Bijna even bekend als musicus is Lex van Weren sinds 1980 bekend vanwege zijn rol als trompettist in het vernietigingskamp Auschwitz. Na jarenlang zwijgen haalde Dick Walda hem in 1980 over om zijn persoonlijke geschiedenis als gevangene nummer 163848 te vertellen. Toen hij als Jood en musicus buiten de maatschappij werd gezet, werd hij trompettist in het Joodsch Symphonie Orkest onder leiding van Albert van Raalte. Via dat orkest kwam hij in contact en bij de Joodse Raad om in de Hollandsche Schouwburg kinderen van opgeroepenen te vermaken. Met Jo Spier maakte hij wandelingetjes met de kinderen en die in de naastgelegen crèche zaten. Tijdens die wandelingetjes verdwenen altijd een paar kinderen, de zogenaamde Kindersmokkel Hollandsche Schouwburg, onder meer bedacht door zijn 'baas' Walter Süskind. In de herfst van 1943 werd Van Weren in verband met de ontdekte smokkel opgepakt en naar Kamp Westerbork (orkestje onder leiding van Martin Roman) gezonden. Via dat kamp werd hij op transport gezet naar Auschwitz-Birkenau alwaar hij een oude versleten hoorn in handen kreeg gedrukt. Hij werkte daar vanuit het buitenkamp Janina in de kolenmijnen. Daar werd hij ingeschakeld om de kampleiding en soms ook medegevangenen muzikaal te vermaken. Van Weren werd vervolgens vastgezet in Auschwitz zelf in het kamp onder leiding van Franz Hössler, die hem enigszins beschermde buiten zijn grillen om. Toen de kampen ontruimd werd vanwege het naderende Rode Leger werd het orkest (in basis christelijk) overgeplaatst naar een kamp in Duitsland. Hij kon de hoorn inmiddels omruilen voor een korneten kon ervoor zorgen dat andere Joodse kampbewoners ook zitting kregen in de orkestjes. Hij belandde in februari 1945 ook in Dachau, alwaar hij in een trio kon spelen. Van Dachau ging het richting Mauthausen; tijdens dat transport kon hij ontsnappen en zich melden bij een Amerikaanse patrouille. In later leven begon dit allemaal zich te wreken, waarop Van Weren in therapie ging. Van een van de orkestjes was Adam Kopinzinsky dirigent. In mei 1989 schonk Lex van Weren zijn vanuit Auschwitz meegebrachte kornet vanuit de Tilexbar aan het Herinneringscentrum Kamp Westerbork.
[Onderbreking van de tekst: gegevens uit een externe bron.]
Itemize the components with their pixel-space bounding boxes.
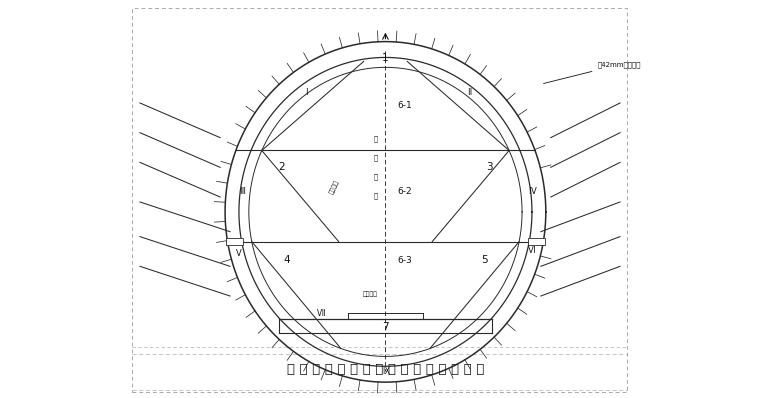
Text: 6-1: 6-1 xyxy=(397,101,412,110)
Text: 2: 2 xyxy=(278,162,285,172)
Text: Ⅳ: Ⅳ xyxy=(528,187,536,196)
Text: 开挖进尺: 开挖进尺 xyxy=(328,179,340,195)
Text: 隧: 隧 xyxy=(374,136,378,142)
Text: Ⅰ: Ⅰ xyxy=(305,88,308,97)
Text: 线: 线 xyxy=(374,192,378,199)
Text: Ⅵ: Ⅵ xyxy=(528,246,536,256)
Text: 1: 1 xyxy=(382,53,389,63)
Text: 7: 7 xyxy=(382,322,389,332)
Text: 搢42mm模射杆串: 搢42mm模射杆串 xyxy=(543,61,641,84)
Text: 仰拱范围: 仰拱范围 xyxy=(363,291,378,297)
Text: 道: 道 xyxy=(374,154,378,161)
Text: 6-3: 6-3 xyxy=(397,256,412,265)
Bar xyxy=(527,238,546,245)
Text: 5: 5 xyxy=(481,256,488,265)
Text: Ⅸ: Ⅸ xyxy=(382,367,389,376)
Text: Ⅴ: Ⅴ xyxy=(236,250,242,258)
Bar xyxy=(226,238,243,245)
FancyBboxPatch shape xyxy=(132,8,627,392)
Text: 6-2: 6-2 xyxy=(397,187,412,196)
Text: Ⅲ: Ⅲ xyxy=(239,187,245,196)
Text: 3: 3 xyxy=(486,162,492,172)
Text: 4: 4 xyxy=(283,256,290,265)
Text: Ⅶ: Ⅶ xyxy=(317,309,325,318)
Text: 中: 中 xyxy=(374,173,378,180)
Text: Ⅱ: Ⅱ xyxy=(467,88,472,97)
Text: 三 合 阶 七 步 法 施 工 工 序 横 断 面 示 意 图: 三 合 阶 七 步 法 施 工 工 序 横 断 面 示 意 图 xyxy=(287,363,484,376)
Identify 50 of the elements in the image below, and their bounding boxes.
Privé[bewerken | brontekst bewerken]

De ouders van Lex van Weren (Salomon (Sal) van Weren, koopman, en Rosetta Waterman, huisvrouw, en zijn broer Louis, vertegenwoordiger te Rotterdam, kwamen niet terug uit de Shoah. Zij werden op 22 oktober 1943 respectievelijk 21 januari 1944 in Auschwitz vergast. Hijzelf was al voor de Tweede Wereldoorlog verloofd met zijn latere vrouw Tilly (Teuntje Tijsse Heijnis, 1912-1990), met wie hij op 17 juli 1946 trouwde. In 1960 gaf hij opdracht aan architect Wilhelmus Johannes Klein (1916-1997) om een villa te bouwen in Buitenveldert (Ouborg 9); het kinderloze gezin verhuisde daar in 1961 naar toe.[2]

Opname[bewerken | brontekst bewerken]

Vlak na de restauratie van het carillon van de Munttoren in Amsterdam was Bernard Drukker de beroemde bioscoop organist rond 1960 daar beiaardier en maakte in deze periode samen met het City Theater orkest olv. Lex van Weren een opname van de klokken van de Munt. Deze EP: 'Ít's in the air'[3] werd door Phillips uitgegeven.